Wordpress/User Permission Best Practice

Hi there,

I've followed the Linode setup guides and got domains/virtual hosts setup for a couple of sites. For one site however I am trying to use Wordpress, but I am having issues with uploading themes/using the editor. As I understand this is due to file access permissions, and on this forum and others I haven't found a definitive answer as to which is the best/most secure way of doing this (some suggest simply using chmod 777, doesn't seem sensible!).

Firstly I currently have all websites owned by the same user (the one setup in the Linode guide, it has sudo access). Is this a bad idea? Should I create another user which only owns the website folders, without sudo?

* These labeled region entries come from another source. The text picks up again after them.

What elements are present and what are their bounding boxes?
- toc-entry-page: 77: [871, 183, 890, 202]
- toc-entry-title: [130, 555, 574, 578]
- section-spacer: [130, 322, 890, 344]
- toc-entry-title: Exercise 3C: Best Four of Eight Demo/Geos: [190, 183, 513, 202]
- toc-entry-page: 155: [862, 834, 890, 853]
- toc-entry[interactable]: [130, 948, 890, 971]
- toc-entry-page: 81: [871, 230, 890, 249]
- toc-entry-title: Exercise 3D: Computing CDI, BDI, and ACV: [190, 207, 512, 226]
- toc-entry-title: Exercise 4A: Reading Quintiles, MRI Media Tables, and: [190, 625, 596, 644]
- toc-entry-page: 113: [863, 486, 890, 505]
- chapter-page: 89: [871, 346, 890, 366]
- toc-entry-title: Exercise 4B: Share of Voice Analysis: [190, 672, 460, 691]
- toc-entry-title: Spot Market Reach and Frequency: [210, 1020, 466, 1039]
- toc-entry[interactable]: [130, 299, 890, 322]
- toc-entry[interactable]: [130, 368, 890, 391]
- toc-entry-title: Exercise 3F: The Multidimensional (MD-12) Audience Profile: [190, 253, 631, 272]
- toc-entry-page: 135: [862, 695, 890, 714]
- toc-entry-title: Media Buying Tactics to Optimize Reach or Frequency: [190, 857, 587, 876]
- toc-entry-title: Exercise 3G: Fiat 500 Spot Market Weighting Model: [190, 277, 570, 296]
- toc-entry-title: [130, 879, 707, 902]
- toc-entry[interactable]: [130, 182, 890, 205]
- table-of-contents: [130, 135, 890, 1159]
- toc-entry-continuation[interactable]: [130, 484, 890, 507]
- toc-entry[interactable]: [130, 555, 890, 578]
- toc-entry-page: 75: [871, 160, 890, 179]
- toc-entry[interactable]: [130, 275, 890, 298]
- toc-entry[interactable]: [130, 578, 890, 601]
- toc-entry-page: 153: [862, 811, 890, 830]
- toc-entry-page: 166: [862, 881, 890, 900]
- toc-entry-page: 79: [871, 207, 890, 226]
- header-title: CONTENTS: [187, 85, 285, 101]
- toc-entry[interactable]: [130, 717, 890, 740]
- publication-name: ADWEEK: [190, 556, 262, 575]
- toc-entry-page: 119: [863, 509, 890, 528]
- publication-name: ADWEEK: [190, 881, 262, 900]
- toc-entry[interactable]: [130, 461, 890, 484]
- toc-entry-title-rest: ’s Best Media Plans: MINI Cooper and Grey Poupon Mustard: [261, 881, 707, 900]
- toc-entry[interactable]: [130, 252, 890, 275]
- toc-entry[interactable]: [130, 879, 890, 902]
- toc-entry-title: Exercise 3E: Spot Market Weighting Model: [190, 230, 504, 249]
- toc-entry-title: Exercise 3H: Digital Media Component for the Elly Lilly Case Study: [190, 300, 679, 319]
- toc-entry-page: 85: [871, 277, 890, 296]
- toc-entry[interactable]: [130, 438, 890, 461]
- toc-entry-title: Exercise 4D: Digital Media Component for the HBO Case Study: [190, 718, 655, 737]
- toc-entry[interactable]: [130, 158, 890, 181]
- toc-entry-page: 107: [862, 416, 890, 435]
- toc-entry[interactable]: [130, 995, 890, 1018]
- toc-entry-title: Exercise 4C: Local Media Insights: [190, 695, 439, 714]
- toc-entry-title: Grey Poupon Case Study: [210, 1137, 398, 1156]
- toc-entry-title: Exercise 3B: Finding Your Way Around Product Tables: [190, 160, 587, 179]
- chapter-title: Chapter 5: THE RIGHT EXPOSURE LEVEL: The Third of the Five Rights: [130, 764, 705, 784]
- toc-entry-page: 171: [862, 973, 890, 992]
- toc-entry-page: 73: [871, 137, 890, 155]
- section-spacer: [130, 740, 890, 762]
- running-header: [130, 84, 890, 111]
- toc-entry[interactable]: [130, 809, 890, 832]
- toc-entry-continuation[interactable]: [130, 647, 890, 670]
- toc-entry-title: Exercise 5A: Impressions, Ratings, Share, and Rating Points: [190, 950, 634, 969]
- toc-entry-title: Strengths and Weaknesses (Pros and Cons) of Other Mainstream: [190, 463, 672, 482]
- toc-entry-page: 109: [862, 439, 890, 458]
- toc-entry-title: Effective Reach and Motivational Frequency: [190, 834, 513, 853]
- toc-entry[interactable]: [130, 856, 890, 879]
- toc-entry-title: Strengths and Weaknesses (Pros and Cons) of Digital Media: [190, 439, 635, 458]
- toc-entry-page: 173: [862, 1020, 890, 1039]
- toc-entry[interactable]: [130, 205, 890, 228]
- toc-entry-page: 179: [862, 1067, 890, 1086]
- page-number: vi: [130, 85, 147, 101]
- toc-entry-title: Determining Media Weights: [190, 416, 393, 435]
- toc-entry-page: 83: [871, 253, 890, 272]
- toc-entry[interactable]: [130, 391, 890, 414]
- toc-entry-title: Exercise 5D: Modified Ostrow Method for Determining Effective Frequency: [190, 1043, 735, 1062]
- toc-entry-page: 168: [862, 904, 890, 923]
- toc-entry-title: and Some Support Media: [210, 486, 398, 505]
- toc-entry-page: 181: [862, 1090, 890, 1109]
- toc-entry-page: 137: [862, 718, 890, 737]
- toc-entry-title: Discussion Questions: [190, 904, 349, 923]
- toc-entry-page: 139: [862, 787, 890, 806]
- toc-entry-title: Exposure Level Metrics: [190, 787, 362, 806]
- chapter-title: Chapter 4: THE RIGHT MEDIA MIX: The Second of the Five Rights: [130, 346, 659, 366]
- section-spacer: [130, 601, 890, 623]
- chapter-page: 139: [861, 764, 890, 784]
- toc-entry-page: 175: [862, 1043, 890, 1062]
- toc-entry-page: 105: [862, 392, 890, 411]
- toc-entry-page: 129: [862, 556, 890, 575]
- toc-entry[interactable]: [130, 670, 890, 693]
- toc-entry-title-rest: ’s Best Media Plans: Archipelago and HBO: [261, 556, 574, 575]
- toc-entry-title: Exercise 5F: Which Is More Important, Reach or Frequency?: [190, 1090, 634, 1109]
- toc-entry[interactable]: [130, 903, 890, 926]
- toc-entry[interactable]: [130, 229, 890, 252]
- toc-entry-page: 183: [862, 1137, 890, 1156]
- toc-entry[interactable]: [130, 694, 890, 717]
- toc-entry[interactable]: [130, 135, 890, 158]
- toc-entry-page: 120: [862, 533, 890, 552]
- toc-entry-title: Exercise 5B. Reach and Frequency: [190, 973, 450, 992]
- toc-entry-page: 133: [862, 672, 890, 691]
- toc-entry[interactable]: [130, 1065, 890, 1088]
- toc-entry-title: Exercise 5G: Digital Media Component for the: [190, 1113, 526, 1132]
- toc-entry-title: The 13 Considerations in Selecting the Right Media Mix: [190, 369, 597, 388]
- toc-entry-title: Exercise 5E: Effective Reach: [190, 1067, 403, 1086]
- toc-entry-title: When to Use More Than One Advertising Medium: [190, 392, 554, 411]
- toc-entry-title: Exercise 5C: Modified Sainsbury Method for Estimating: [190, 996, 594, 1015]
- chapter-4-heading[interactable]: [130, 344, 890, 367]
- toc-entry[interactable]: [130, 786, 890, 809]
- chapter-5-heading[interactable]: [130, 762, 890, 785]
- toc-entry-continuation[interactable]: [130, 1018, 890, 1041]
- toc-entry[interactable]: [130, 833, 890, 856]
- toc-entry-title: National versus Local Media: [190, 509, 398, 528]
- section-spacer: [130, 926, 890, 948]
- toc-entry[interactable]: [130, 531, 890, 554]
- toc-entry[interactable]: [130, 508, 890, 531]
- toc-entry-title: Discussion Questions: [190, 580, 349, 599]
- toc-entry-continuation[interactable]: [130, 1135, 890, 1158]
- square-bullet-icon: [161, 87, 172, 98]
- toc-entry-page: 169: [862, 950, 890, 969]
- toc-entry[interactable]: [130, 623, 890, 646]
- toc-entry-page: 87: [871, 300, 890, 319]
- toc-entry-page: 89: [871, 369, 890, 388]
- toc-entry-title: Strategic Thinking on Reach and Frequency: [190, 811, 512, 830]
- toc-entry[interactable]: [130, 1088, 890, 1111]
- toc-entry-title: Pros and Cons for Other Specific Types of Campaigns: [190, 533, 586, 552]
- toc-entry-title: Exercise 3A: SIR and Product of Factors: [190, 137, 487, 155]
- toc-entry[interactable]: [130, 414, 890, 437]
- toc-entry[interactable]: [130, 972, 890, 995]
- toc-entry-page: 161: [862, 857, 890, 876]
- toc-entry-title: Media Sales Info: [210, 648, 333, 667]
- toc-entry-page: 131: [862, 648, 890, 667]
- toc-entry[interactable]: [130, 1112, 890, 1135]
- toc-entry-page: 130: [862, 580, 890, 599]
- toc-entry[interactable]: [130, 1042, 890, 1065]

Also how should I go about allowing Wordpress to upload files/use the editor? I have read http://codex.wordpress.org/ChangingFilePermissions specifically the parts about chmod and the required permissions for the editor, but I'm confused about the user permission structure in general, especially groups and how wordpress uses this.

I am running a LAMP stack on Ubuntu.

Any help is greatly appreciated!

EDIT: I found this guide for an alternative host. http://articles.slicehost.com/2007/9/18 … ermissions">http://articles.slicehost.com/2007/9/18/apache-virtual-hosts-permissions

Would following this method be suitable? I.e. add the user to the www-data group, and then give all folders which need editing 770 permissions? Are there any security issues with this/should I still not use the sudo user for this?